Recall Example 7 from last lecture: \[I = \ds \int_C \frac{5z-2}{z(z-1)} dz\]
Note \(f(z) \) is analytic on \(\C \setminus\{0,1\}\).
Method 1: Look at \(0\lt |z|\lt 1\). Then
\(f(z) = \ds \frac{1}{1-z} (-1) \frac{5z-2}{2}\qquad \qquad\qquad \;\;\)
\(= \left(1+z+z^2+\cdots \right) (-1) \left(5 - \frac{2}{z}\right) \)
\(\implies \underset{z=0}{\res} f(z) = \text{coefficient of } \frac{1}{z}\) \(= 2\).
Method 1 (cont): Now look at \(z\) such that \(0\lt |z-1|\lt 1\). Then
\(f(z) = \ds \frac{5(z-1)+3}{z-1} \cdot \frac{1}{(z-1)+1} \qquad \quad\)
\(= \left( 5+\frac{3}{z-1} \right) \dfrac{1}{1-(-(z-1))} \qquad \)
\(= \left( 5+\frac{3}{z-1} \right) \left( 1+(-(z-1))+\cdots \right) \)
\(\implies \underset{z=1}{\res} f(z) = \text{coefficient of } \frac{1}{z-1}\) \(= 3\).
Cauchy residue theorem implies \(\;I = 2 \pi i (2+ 3)\) \(= 10 \pi i\).
Method 2: Note \(\;f(z) = \ds \frac{5z-2}{z(z-1)} =\frac{3}{z-1} + \frac{2}{z}\).
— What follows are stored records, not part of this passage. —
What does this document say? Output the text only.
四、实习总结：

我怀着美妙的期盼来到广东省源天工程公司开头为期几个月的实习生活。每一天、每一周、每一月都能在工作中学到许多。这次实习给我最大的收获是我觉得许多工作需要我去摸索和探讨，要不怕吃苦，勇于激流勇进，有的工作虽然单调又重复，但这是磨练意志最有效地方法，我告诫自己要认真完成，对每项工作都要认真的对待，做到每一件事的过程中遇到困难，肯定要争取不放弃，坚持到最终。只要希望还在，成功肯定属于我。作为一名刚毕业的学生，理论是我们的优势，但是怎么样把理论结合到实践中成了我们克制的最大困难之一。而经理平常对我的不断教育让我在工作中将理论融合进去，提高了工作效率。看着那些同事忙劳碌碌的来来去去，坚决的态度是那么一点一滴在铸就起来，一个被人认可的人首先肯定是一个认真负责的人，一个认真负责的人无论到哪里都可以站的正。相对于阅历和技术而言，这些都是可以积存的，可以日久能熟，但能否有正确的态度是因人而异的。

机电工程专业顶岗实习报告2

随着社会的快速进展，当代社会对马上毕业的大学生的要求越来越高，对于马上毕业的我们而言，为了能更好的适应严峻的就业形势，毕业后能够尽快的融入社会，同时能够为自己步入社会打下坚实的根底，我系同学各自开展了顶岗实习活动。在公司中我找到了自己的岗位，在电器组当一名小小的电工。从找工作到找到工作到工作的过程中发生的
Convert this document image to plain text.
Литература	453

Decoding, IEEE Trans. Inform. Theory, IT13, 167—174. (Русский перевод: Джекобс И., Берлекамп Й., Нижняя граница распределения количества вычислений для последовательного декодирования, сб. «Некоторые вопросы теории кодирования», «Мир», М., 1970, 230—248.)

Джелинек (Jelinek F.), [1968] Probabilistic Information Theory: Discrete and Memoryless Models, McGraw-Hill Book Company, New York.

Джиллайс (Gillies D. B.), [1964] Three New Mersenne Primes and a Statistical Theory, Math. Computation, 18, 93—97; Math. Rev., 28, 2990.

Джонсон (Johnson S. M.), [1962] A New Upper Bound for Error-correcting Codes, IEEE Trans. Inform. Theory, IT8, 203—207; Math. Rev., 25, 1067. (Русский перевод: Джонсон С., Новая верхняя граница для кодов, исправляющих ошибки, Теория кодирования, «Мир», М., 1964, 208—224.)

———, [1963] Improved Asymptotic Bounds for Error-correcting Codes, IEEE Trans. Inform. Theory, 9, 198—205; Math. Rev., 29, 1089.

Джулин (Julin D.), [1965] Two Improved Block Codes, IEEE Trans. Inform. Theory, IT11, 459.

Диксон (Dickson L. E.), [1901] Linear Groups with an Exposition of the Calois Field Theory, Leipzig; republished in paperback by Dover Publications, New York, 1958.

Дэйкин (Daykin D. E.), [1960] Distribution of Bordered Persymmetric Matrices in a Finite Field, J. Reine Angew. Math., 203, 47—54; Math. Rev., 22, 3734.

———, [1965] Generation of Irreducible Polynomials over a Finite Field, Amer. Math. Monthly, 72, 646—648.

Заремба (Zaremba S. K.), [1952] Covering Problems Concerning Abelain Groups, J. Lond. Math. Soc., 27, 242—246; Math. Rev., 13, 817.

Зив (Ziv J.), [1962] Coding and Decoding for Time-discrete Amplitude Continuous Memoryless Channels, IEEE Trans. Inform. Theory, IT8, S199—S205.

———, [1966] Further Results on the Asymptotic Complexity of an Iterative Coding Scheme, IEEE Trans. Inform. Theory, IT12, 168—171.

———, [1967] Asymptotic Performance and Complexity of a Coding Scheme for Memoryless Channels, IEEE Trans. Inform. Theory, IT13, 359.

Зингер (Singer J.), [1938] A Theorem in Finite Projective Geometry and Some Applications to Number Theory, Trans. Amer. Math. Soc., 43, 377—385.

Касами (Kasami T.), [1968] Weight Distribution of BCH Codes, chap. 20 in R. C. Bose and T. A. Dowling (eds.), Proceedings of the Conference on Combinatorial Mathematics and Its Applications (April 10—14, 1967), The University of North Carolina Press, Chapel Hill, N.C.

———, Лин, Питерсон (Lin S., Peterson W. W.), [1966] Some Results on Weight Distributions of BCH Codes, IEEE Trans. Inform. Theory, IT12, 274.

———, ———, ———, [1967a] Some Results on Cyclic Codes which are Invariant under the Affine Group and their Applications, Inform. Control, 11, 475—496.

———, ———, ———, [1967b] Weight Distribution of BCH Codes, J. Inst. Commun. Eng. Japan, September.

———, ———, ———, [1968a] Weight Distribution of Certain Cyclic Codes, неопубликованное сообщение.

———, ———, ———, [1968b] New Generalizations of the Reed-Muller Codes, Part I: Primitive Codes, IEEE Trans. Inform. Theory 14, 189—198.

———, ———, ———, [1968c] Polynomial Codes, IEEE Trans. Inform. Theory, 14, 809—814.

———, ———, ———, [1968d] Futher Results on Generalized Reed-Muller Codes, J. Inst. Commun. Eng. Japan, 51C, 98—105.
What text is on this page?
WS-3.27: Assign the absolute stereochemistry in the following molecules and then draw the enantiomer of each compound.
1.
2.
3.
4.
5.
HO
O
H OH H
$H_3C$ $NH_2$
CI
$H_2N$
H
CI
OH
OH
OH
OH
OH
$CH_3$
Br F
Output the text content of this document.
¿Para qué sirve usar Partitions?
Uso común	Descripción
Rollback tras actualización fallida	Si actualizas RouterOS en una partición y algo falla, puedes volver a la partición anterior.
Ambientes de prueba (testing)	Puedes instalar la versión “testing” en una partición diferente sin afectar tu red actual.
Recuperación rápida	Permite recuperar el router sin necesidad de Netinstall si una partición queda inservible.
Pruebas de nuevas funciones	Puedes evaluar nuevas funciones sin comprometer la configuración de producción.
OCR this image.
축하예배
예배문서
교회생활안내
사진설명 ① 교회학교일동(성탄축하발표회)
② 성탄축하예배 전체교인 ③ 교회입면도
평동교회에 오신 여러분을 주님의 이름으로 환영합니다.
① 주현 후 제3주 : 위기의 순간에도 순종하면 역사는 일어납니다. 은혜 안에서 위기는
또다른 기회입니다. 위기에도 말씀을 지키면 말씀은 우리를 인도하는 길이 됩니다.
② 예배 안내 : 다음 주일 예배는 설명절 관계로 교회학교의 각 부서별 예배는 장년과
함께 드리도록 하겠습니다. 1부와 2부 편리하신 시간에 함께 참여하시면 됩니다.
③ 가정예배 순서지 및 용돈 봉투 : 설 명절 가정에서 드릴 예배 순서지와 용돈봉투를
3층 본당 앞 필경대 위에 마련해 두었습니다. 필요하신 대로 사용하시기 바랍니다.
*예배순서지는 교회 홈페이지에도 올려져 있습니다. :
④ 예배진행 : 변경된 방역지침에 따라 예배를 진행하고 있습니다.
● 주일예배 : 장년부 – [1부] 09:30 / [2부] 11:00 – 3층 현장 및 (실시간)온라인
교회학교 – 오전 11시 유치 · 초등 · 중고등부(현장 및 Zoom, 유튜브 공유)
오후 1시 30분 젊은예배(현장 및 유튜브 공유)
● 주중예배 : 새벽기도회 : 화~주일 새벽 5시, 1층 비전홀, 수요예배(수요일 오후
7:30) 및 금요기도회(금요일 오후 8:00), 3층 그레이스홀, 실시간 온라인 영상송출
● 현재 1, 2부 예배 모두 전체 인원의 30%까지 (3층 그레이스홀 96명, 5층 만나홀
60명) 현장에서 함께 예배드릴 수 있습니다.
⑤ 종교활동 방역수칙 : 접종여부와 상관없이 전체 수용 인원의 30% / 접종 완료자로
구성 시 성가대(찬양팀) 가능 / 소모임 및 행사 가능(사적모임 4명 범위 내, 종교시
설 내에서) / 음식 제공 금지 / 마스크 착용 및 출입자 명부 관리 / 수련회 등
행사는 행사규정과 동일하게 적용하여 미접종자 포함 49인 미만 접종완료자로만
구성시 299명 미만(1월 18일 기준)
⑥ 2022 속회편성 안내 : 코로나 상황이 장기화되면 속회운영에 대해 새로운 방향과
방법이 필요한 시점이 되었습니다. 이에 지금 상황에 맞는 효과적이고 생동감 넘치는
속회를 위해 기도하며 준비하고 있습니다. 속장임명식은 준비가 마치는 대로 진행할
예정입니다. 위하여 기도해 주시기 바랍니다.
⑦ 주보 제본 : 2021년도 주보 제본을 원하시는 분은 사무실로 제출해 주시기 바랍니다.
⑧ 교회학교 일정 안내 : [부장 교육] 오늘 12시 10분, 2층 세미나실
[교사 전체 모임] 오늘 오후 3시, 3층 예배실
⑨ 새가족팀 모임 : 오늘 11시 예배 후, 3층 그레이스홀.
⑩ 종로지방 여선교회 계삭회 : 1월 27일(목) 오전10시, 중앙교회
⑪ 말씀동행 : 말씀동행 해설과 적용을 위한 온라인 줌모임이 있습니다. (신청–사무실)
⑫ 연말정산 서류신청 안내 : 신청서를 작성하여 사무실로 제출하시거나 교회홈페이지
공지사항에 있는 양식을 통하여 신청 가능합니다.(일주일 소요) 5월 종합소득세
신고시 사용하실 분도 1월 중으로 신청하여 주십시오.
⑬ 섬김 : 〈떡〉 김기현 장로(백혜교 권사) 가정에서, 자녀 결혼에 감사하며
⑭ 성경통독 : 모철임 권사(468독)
\(\ds \frac{2}{z} \) is analytic on \(\C\setminus \{0\}\). \(\;\ds \frac{3}{z-1} \) is analytic on \(\C\setminus \{0\}\).
Therefore \(\;\underset{z=0}{\res} f(z) = 2\;\) and \(\;\underset{z=1}{\res} f(z) = 3\).
We get the same result, i.e., \(\; I= 10 \pi i\).
If \(z_0\) is an isolated singularity of \(f\), then there exists \(R\) such that \(f\) has a Laurent series expansion on \(B_R(z_0)\setminus\{z_0\}\): \[f(z) = \sum_{n=0}^{\infty}a_n(z-z_0)^n + \sum_{n=1}^{\infty}b_n(z-z_0)^{-n}.\]
Case I: \(b_n=0 \;\forall n\).
Singularity is removable. By setting \(f(z_0) = a_0\) makes \(f\) analytic on \(B_R(z_0)\).
Case II: At least one, but only finitely many of the \(b_n\)'s are nonzero.
Such a point is called a pole. Define \[m = \max \{ n: b_n\neq 0\}\]
\(m\) is the order of the pole. \(\;m=1 \iff\) simple pole.
Case III: Infinitely many of the \(b_n\)'s \( \neq 0\).
This is called an essential singularity.